Se le condizioni del fiume erano pressoché perfette per quello che riguarda il livello e “colore“, la stessa cosa non si poteva dire per la temperatura, che a discapito del periodo, era ancora bassa, al punto di indurre a pensare fin da subito che i siluri potessero essere in frega. 

Azione di pesca

In effetti la mattinata conferma il nostro presagio. Pochi i siluri individuati, zero attacchi, spesso tracce “dritte” e a coppie, che giustamente non erano intenzionate a collaborare con noi, anzi quasi sempre il clonk li disturbava. Così ci prendiamo una piccola pausa per pranzare we rinfrescarci.

Parking

Relax

Fino a quel momento la montatura da me utilizzata prevedeva solamente piombo ed ancoretta ricoperta da lombrichi e calamari. Tento così di cambiare approccio, tentando con un cakitos, sperando di indurre almeno i siluri piccoli non impegnati nella frega ad attaccare, se non per fame, per scacciare il disturbo. Riprendiamo così la navigazione, derivando verso valle, cercando qualche siluro attivo. Il mio approccio nella pesca spesso si risolve in un “per la legge dei grandi numeri.. prima o poi… magari…”. Quel “poi” è esattamente all’ultima curva dal punto di arrivo, quando sul mio Garmin Striker 7 Plus SV intravedo una traccia che risponde al colpo di clonk e sento sulla mia mano l’attacco. Ferro deciso ed impugno la mia Ethnic Dynamic Cat ed inizio a godermi il combattimento. Dal kayak anche esemplari di modesta taglia sono divertenti da combattere, essendo in grado di portarci a spasso per il fiume facilmente. Fortunatamente tutto va per il verso giusto e riesco ad avere la meglio su questo esemplare!

La sudata cattura!

Qualche settimana dopo torno con Gabriele.

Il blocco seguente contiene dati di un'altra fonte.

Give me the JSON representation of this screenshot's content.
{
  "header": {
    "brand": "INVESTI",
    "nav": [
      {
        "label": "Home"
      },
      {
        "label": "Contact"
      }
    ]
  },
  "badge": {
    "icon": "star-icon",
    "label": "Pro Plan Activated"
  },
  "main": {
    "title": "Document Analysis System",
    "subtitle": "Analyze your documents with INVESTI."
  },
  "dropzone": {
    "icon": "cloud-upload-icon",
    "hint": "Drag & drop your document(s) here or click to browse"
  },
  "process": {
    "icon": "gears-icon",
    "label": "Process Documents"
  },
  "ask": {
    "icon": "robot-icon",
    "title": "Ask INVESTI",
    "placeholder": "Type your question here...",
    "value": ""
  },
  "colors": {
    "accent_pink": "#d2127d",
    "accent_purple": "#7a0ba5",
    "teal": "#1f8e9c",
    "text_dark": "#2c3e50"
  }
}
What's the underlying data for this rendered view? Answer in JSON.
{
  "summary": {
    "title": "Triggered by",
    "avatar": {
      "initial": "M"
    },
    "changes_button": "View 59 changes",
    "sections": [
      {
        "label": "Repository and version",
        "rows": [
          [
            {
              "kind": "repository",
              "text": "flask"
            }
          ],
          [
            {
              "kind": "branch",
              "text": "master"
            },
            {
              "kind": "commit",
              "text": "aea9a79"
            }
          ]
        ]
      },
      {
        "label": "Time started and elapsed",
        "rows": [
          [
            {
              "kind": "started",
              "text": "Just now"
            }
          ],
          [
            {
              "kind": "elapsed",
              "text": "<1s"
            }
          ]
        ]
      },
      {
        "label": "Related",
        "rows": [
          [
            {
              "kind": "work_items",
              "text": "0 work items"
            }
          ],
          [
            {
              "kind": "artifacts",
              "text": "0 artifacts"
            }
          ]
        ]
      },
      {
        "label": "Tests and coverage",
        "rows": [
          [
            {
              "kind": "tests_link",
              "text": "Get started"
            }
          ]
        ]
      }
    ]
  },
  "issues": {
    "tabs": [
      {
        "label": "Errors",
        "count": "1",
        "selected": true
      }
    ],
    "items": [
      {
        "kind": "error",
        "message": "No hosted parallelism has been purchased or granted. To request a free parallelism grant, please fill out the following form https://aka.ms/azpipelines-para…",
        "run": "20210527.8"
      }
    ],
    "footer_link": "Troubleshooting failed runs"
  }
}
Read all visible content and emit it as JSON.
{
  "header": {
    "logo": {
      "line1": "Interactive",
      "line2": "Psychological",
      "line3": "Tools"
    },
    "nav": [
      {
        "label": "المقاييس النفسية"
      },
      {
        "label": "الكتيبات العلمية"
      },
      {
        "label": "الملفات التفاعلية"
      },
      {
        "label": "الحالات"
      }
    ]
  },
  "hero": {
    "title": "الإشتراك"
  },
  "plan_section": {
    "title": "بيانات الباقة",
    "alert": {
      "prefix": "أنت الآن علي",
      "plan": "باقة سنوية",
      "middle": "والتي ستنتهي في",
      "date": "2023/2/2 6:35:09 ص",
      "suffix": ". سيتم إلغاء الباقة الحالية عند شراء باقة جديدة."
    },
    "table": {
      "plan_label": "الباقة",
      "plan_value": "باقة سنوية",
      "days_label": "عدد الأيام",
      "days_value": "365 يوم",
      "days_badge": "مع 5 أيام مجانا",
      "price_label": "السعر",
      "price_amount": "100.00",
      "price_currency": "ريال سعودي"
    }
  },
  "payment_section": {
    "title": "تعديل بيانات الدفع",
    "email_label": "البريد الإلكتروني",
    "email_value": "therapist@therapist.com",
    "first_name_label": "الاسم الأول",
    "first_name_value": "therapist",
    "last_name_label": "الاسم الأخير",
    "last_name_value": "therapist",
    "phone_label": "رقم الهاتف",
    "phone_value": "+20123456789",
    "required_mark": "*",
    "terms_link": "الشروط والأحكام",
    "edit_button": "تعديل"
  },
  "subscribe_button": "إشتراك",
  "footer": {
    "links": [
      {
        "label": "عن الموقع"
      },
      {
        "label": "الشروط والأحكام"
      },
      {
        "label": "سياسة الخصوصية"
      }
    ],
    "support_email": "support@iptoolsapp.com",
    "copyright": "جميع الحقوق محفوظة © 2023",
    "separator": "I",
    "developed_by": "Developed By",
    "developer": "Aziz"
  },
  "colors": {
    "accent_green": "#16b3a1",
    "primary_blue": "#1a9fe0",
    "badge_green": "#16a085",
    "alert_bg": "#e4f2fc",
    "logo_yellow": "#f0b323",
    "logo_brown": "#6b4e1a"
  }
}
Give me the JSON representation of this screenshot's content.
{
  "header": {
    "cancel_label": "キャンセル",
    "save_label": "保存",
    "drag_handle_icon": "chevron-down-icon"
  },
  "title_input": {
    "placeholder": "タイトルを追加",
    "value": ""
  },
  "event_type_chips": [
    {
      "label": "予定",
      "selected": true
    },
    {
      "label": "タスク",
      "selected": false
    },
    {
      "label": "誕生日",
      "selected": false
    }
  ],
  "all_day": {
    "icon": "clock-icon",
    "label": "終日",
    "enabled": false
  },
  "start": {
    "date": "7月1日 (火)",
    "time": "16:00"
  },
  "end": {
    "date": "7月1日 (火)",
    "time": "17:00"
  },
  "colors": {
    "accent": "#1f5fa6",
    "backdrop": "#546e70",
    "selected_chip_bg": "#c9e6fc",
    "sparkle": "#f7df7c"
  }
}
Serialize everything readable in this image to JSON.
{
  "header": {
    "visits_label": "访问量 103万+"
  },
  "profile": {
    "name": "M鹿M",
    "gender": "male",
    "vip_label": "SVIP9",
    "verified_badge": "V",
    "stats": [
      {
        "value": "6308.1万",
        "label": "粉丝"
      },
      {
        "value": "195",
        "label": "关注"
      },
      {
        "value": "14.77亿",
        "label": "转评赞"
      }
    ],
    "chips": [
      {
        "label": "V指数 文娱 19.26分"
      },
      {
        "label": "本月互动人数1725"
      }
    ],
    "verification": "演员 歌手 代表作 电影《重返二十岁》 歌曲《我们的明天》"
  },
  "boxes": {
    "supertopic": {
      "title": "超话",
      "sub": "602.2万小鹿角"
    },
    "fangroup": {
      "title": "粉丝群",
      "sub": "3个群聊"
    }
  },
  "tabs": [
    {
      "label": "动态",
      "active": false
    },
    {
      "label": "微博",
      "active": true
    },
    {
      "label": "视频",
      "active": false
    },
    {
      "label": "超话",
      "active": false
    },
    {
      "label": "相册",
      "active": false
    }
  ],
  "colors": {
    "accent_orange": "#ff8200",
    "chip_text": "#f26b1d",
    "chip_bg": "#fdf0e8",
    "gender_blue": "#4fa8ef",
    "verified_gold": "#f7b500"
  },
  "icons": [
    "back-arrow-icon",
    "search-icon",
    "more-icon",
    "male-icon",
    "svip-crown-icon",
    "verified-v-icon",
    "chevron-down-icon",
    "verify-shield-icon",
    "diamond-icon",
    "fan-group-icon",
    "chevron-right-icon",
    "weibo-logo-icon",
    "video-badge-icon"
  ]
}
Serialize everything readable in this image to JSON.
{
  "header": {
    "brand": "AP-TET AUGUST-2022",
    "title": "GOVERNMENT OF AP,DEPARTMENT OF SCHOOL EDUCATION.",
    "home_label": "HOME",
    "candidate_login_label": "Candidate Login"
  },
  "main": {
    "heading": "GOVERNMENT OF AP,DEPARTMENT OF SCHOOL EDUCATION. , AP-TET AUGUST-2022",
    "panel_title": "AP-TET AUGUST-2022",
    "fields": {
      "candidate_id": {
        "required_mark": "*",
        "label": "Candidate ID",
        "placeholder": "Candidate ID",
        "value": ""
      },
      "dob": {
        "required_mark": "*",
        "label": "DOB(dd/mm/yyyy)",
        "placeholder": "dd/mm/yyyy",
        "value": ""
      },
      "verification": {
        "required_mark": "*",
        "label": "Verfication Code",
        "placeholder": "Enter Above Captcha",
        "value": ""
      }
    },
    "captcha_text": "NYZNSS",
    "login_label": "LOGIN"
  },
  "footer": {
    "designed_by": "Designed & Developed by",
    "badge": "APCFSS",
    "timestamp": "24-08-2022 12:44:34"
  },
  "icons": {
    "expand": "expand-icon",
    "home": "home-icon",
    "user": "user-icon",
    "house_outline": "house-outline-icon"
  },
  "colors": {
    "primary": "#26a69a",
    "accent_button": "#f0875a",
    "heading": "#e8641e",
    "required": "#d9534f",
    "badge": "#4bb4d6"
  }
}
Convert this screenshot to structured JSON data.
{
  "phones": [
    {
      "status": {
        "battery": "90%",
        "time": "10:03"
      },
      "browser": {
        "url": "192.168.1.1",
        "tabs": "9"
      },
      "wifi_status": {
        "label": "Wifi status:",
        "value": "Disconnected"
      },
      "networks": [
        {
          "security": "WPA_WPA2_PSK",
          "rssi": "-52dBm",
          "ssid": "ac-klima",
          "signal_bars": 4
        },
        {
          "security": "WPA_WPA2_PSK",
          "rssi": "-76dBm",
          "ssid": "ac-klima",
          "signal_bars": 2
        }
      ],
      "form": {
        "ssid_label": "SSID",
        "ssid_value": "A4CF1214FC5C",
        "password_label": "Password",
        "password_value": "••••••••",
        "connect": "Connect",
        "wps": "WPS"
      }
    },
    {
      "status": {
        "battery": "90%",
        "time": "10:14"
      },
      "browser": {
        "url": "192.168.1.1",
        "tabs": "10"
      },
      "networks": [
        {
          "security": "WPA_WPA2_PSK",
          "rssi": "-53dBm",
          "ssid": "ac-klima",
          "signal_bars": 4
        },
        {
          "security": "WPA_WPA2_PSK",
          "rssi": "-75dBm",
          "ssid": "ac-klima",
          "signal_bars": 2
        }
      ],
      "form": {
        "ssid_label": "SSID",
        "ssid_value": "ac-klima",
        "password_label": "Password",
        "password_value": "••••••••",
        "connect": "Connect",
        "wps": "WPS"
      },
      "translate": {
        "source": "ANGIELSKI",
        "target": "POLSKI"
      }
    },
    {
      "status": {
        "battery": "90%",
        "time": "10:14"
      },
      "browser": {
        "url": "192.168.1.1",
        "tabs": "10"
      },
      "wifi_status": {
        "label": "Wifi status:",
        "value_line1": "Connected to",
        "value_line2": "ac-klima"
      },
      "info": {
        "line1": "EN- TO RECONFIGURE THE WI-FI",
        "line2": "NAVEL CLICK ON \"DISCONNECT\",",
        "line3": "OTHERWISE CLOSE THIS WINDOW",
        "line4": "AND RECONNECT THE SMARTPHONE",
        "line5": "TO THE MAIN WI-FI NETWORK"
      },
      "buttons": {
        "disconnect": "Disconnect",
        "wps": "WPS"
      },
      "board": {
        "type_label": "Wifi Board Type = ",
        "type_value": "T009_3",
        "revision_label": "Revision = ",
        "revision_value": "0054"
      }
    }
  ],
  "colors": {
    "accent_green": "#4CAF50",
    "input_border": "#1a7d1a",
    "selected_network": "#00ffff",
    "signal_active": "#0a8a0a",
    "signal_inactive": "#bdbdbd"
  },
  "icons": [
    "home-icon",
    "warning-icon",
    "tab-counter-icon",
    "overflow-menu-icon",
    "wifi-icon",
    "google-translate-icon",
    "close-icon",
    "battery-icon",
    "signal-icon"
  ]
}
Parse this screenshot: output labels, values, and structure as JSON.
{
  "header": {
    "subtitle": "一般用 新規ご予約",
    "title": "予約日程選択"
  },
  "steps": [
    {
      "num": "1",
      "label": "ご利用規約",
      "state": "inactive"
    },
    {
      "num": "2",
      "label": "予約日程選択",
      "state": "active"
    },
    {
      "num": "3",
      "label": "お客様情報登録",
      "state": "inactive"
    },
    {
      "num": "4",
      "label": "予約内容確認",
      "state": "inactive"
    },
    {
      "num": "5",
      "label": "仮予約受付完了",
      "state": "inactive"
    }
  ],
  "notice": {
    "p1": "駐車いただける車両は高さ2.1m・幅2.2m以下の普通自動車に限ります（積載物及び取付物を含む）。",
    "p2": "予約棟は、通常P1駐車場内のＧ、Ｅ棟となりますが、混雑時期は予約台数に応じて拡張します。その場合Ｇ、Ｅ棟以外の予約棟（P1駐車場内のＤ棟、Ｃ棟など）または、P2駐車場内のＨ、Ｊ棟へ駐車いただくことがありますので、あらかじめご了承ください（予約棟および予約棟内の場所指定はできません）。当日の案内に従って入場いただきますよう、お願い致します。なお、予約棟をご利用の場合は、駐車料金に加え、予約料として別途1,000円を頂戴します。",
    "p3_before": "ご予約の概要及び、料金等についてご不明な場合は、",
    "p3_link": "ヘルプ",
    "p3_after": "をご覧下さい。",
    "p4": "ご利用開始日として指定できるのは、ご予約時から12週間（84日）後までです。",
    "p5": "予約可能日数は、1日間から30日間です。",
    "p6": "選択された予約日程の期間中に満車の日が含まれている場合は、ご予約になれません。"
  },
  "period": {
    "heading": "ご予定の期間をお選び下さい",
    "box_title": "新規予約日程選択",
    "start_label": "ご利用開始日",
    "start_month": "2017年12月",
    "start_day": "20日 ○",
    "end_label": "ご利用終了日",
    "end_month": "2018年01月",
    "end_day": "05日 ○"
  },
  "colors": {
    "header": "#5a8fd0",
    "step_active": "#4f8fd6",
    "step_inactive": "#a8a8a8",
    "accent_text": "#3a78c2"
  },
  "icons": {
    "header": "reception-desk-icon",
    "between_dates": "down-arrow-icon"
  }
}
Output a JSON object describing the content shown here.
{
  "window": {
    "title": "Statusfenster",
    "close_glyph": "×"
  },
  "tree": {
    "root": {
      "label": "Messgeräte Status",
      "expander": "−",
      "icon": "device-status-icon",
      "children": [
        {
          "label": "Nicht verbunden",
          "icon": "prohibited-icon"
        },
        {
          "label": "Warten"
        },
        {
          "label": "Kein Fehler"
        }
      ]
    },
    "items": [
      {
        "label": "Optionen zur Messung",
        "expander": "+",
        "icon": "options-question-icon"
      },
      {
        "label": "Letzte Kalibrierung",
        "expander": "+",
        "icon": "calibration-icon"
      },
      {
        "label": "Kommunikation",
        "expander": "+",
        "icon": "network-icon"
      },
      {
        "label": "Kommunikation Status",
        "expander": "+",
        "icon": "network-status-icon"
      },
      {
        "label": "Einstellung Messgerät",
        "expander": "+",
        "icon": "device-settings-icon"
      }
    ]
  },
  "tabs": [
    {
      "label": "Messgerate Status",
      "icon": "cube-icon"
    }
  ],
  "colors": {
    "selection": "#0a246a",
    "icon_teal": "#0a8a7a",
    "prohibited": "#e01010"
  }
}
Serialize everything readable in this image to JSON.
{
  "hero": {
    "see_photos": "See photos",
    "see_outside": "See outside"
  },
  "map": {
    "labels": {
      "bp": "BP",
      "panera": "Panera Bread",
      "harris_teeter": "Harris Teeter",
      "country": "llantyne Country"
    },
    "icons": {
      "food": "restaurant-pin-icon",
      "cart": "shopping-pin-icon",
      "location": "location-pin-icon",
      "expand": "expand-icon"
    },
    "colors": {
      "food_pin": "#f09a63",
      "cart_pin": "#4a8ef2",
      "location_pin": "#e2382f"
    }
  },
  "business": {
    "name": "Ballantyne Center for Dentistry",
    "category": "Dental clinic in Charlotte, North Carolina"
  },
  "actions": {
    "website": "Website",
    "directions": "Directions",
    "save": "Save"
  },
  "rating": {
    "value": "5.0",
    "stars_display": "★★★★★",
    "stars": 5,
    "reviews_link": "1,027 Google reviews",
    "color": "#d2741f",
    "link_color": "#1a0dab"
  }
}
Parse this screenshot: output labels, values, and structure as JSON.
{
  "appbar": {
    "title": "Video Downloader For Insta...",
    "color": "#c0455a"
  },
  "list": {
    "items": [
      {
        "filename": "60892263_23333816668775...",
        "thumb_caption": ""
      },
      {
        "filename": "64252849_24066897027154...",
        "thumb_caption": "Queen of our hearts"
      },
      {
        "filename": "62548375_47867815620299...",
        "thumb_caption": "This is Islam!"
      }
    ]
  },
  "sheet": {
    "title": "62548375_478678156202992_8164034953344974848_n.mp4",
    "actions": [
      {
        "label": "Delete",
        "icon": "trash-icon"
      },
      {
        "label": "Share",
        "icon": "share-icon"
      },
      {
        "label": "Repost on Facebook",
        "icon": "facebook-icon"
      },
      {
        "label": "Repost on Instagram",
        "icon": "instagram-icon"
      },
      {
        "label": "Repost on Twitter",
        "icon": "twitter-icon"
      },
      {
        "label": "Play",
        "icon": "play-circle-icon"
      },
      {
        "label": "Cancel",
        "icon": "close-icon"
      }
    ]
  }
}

Questa volta la temperatura dell’acqua è buona, mentre è il colore dell’acqua che mi preoccupa. Un temporale notturno ha leggermente intorbidito l’acqua, ed è di quel colore che in genere “spasta” i siluri, rendendoli poco reattivi.

Gabriele in pesca

Questa volta siamo vivo dotati, e riesco immediatamente al “pronti-via” a timbrare il cartellino:

Cattura al pronti-via

Successivamente è il turno di Gabriele che infila in poco tempo due catture!

Gabriele e la prima cattura

Gabriele e la seconda cattura

Tutto questo accade in una mattinata scarsa, per poi non riuscire a vedere più un’attacco, vuoi per la mancanza del vivo, vuoi per mancanza di attività… ma va più che bene così!